Un’emergenza ambientale, sanitaria, economica e sociale di cui si è discusso il 6 novembre nella Sala del Carroccio, in Piazza del Campidgolio, a Roma, durante una conferenza stampa dell’ Osservatorio Nazionale Amianto. Amianto, come fermare la strage? Questo, il tema dell’incontro, presenti rappresentanti delle istituzioni nazionali e romane, cui sono intervenuti Ezio Bonanni, avvocato cassazionista e presidente dell’Osservatorio Nazionale Amianto, Nicola Forte, commercialista e pubblicista, il professore Luciano Mutti, titolare della cattedra di oncologia medica e ricerca oncologica della Salford University di Manchester.

L’Organizzazione Mondiale della Sanità ha, ad esempio, stimato che ogni anno nel mondo muoiono a causa della “fibra killer” più di 100.00 persone e questo, come emerso dalla conferenza stampa, “per i soli casi di mesotelioma, cancro polmonare e asbestosi per esposizioni professionali”, cui vanno aggiunti i decessi per “altre patologie riconosciute”, come il “cancro dell’apparato gastrointestinale e il cancro alle ovaie”, nonchè quelli dovuti ad “esposizioni extraprofessionali”.

Le prospettive non sono incoraggianti in particolare in Italia che, come ricorda l’Osservatorio Nazionale Amianto, “è stato il maggior produttore e utilizzatore di amianto” e dove di amianto “si continua e purtroppo si continuerà a morire per i prossimi 130 anni” così l’avvocato Ezio Bonanni “considerando che, anche con le più rosee aspettative, le bonifiche non finiranno prima di 85 anni”. Da qui la necessità di “bonificare al più presto i 40.000.000 di tonnellate contenenti amianto” disseminate su tutto il territorio nazionale. E un dato shock: “Anche le scuole” ha denunciato l’avvocato Ezio Bonanni “sono imbottite di amianto: 2.400 in Italia, censite dall’ONA, per fermarci a quelle che abbiamo censito, ma temiamo che siano di più: e che cosa fanno le istituzioni, e i cittadini? Ecco perché abbiamo creato i nostri dipartimenti, attraverso i quali forniamo assistenza medica e legale, naturalmente in piena sussidiarietà con le strutture pubbliche”.

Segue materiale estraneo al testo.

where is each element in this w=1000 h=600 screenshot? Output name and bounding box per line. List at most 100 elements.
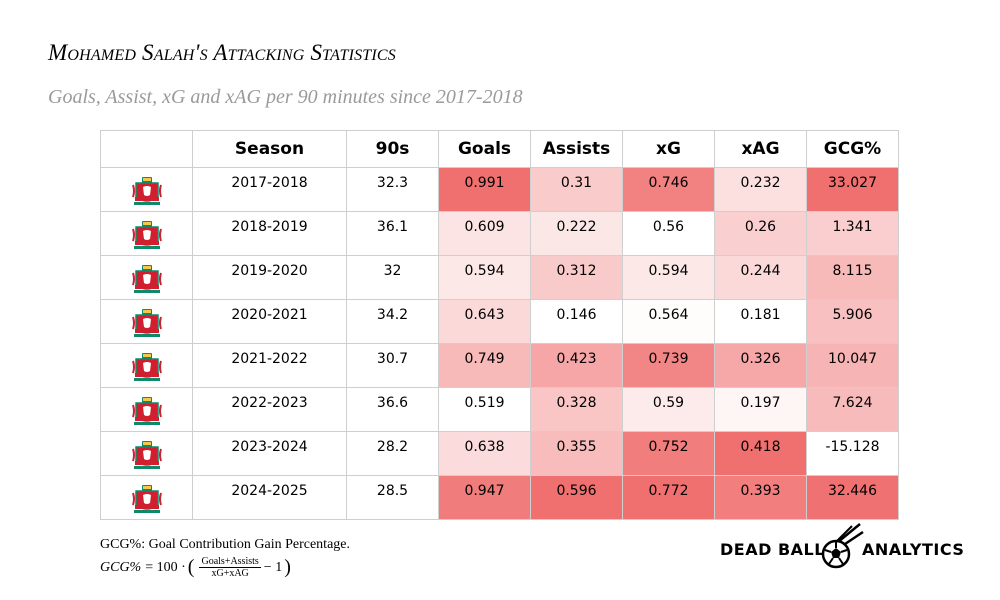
formula-numerator: Goals+Assists [199,556,261,568]
soccer-ball-icon [821,523,864,569]
cell-assists: 0.596 [530,475,623,520]
liverpool-crest-icon [131,397,162,425]
cell-xag: 0.244 [714,255,807,300]
cell-assists: 0.355 [530,431,623,476]
cell-xag: 0.326 [714,343,807,388]
cell-assists: 0.328 [530,387,623,432]
table-row: 2019-2020 32 0.594 0.312 0.594 0.244 8.115 [100,255,899,300]
cell-season: 2024-2025 [192,475,347,520]
chart-subtitle: Goals, Assist, xG and xAG per 90 minutes… [48,86,523,108]
header-row: Season 90s Goals Assists xG xAG GCG% [100,130,899,168]
table-header: Season 90s Goals Assists xG xAG GCG% [100,130,899,168]
row-logo-cell [100,431,193,476]
formula-equals: = 100 · [145,559,186,575]
header-goals-cell: Goals [438,130,531,168]
cell-assists: 0.146 [530,299,623,344]
cell-gcg: 10.047 [806,343,899,388]
liverpool-crest-icon [131,441,162,469]
cell-gcg: 7.624 [806,387,899,432]
cell-season: 2019-2020 [192,255,347,300]
cell-90s: 32 [346,255,439,300]
cell-xg: 0.739 [622,343,715,388]
cell-season: 2020-2021 [192,299,347,344]
header-season-cell: Season [192,130,347,168]
row-logo-cell [100,475,193,520]
cell-gcg: 1.341 [806,211,899,256]
cell-90s: 36.1 [346,211,439,256]
header-assists-cell: Assists [530,130,623,168]
table-row: 2021-2022 30.7 0.749 0.423 0.739 0.326 10.047 [100,343,899,388]
gcg-formula: GCG% = 100 · ( Goals+Assists xG+xAG − 1 … [100,556,293,579]
row-logo-cell [100,167,193,212]
cell-90s: 28.5 [346,475,439,520]
formula-fraction: Goals+Assists xG+xAG [199,556,261,579]
formula-denominator: xG+xAG [211,568,249,579]
table-row: 2022-2023 36.6 0.519 0.328 0.59 0.197 7.624 [100,387,899,432]
cell-xag: 0.418 [714,431,807,476]
row-logo-cell [100,343,193,388]
formula-lhs: GCG% [100,559,142,575]
liverpool-crest-icon [131,353,162,381]
table-row: 2020-2021 34.2 0.643 0.146 0.564 0.181 5.906 [100,299,899,344]
cell-90s: 30.7 [346,343,439,388]
header-xag-cell: xAG [714,130,807,168]
cell-xag: 0.26 [714,211,807,256]
cell-xag: 0.393 [714,475,807,520]
cell-xag: 0.232 [714,167,807,212]
brand-text-left: DEAD BALL [720,540,825,559]
cell-xg: 0.746 [622,167,715,212]
cell-goals: 0.749 [438,343,531,388]
table-row: 2017-2018 32.3 0.991 0.31 0.746 0.232 33.027 [100,167,899,212]
liverpool-crest-icon [131,265,162,293]
table-row: 2018-2019 36.1 0.609 0.222 0.56 0.26 1.341 [100,211,899,256]
cell-gcg: 33.027 [806,167,899,212]
liverpool-crest-icon [131,309,162,337]
formula-open-paren: ( [187,556,195,578]
table-body: 2017-2018 32.3 0.991 0.31 0.746 0.232 33.027 20… [100,167,899,520]
cell-90s: 36.6 [346,387,439,432]
row-logo-cell [100,387,193,432]
cell-season: 2022-2023 [192,387,347,432]
row-logo-cell [100,211,193,256]
cell-goals: 0.638 [438,431,531,476]
cell-assists: 0.312 [530,255,623,300]
liverpool-crest-icon [131,221,162,249]
liverpool-crest-icon [131,485,162,513]
cell-goals: 0.609 [438,211,531,256]
cell-goals: 0.991 [438,167,531,212]
cell-assists: 0.423 [530,343,623,388]
cell-xag: 0.181 [714,299,807,344]
cell-xg: 0.772 [622,475,715,520]
cell-xg: 0.752 [622,431,715,476]
cell-goals: 0.947 [438,475,531,520]
stats-table: Season 90s Goals Assists xG xAG GCG% 2017-2018… [100,130,899,520]
table-row: 2023-2024 28.2 0.638 0.355 0.752 0.418 -15.128 [100,431,899,476]
cell-90s: 28.2 [346,431,439,476]
cell-goals: 0.594 [438,255,531,300]
cell-season: 2021-2022 [192,343,347,388]
formula-close-paren: ) [284,556,291,578]
footnote: GCG%: Goal Contribution Gain Percentage. [100,537,351,552]
cell-gcg: 8.115 [806,255,899,300]
cell-90s: 34.2 [346,299,439,344]
table-row: 2024-2025 28.5 0.947 0.596 0.772 0.393 32.446 [100,475,899,520]
chart-title: Mohamed Salah's Attacking Statistics [48,40,396,65]
cell-goals: 0.643 [438,299,531,344]
row-logo-cell [100,255,193,300]
cell-gcg: 32.446 [806,475,899,520]
liverpool-crest-icon [131,177,162,205]
cell-gcg: -15.128 [806,431,899,476]
cell-assists: 0.31 [530,167,623,212]
cell-season: 2017-2018 [192,167,347,212]
cell-xg: 0.56 [622,211,715,256]
cell-gcg: 5.906 [806,299,899,344]
cell-assists: 0.222 [530,211,623,256]
brand-logo: DEAD BALL ANALYTICS [720,520,970,580]
formula-minus-one: − 1 [263,559,283,575]
header-gcg-cell: GCG% [806,130,899,168]
cell-xag: 0.197 [714,387,807,432]
cell-90s: 32.3 [346,167,439,212]
cell-xg: 0.594 [622,255,715,300]
header-90s-cell: 90s [346,130,439,168]
cell-goals: 0.519 [438,387,531,432]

E poi amianto sulle navi, sui treni, per la fabbricazione delle tute ignifughe, corde, plastica, cartoni, e, come composto fibro-cementizio, il famoso eternit, per la fabbricazione di recipienti per l’acqua, canne fumarie, tegole, pavimenti, tubazioni. E ancora, l’amianto per la coibentazione di tetti, edifici e come composto di vernici, e l’amianto utilizzato, ad esempio, nell’industria automobilistica per vernici, materiali di attrito, freni, guarnizioni, parti meccaniche. Senza dimenticare la polvere di amianto, usata nel comparto vinicolo come coadiuvante per la filtrazione dei vini. 

Un’esposizione all’amianto, come si vede, ad ampio spettro. Solo in Italia, così il secondo rapporto dell’Osservatorio Nazionale Amianto sui mesoteliomi, si sono registrati decessi per malattie amianto-correlate come “mesotelioma pleurico, alla tunica vaginale del testicolo, al pericardio e al peritoneo”, e ancora “cancro ai polmoni, alla faringe, alla laringe, allo stomaco, al fegato, all’esofago, al colon e al retto e alle ovaie”, quindi per “patologie fibrotiche” fra cui “asbestosi, placche pleuriche e ispessimenti pleurici e loro complicanze cardiocircoltorie”, cui, ricorda il rapporto, “si aggiungono decine di migliaia di nuovi malati”.

E allora, qualche cifra per far capire l’entità del problema. L’Osservatorio Nazionale Amianto, dati alla mano, ha, ad esempio, ripartito, come risulta dal suo rapporto, i casi di mesotelioma per comparti, fra cui “spiccano” quello edile per il 52%, quello dell’industria metalmeccnica per più dell’83%, dell’industria tessile per più del 7%, della cantieristica navale per circa il 7%. Dal rapporto risulta anche che il comparto Difesa, con più di 620 casi censiti al 2012, rappresenta il “4,1 % del totale dei mesoteliomi insorti in seguito alle esposizioni professionali”. Nel settore dei rotabili ferroviari al 2011 sono stati censiti, ricorda ancora il rapporto, “505 casi solo di mesotelioma”, con una stima, per i cinque anni a seguire, di 650 casi .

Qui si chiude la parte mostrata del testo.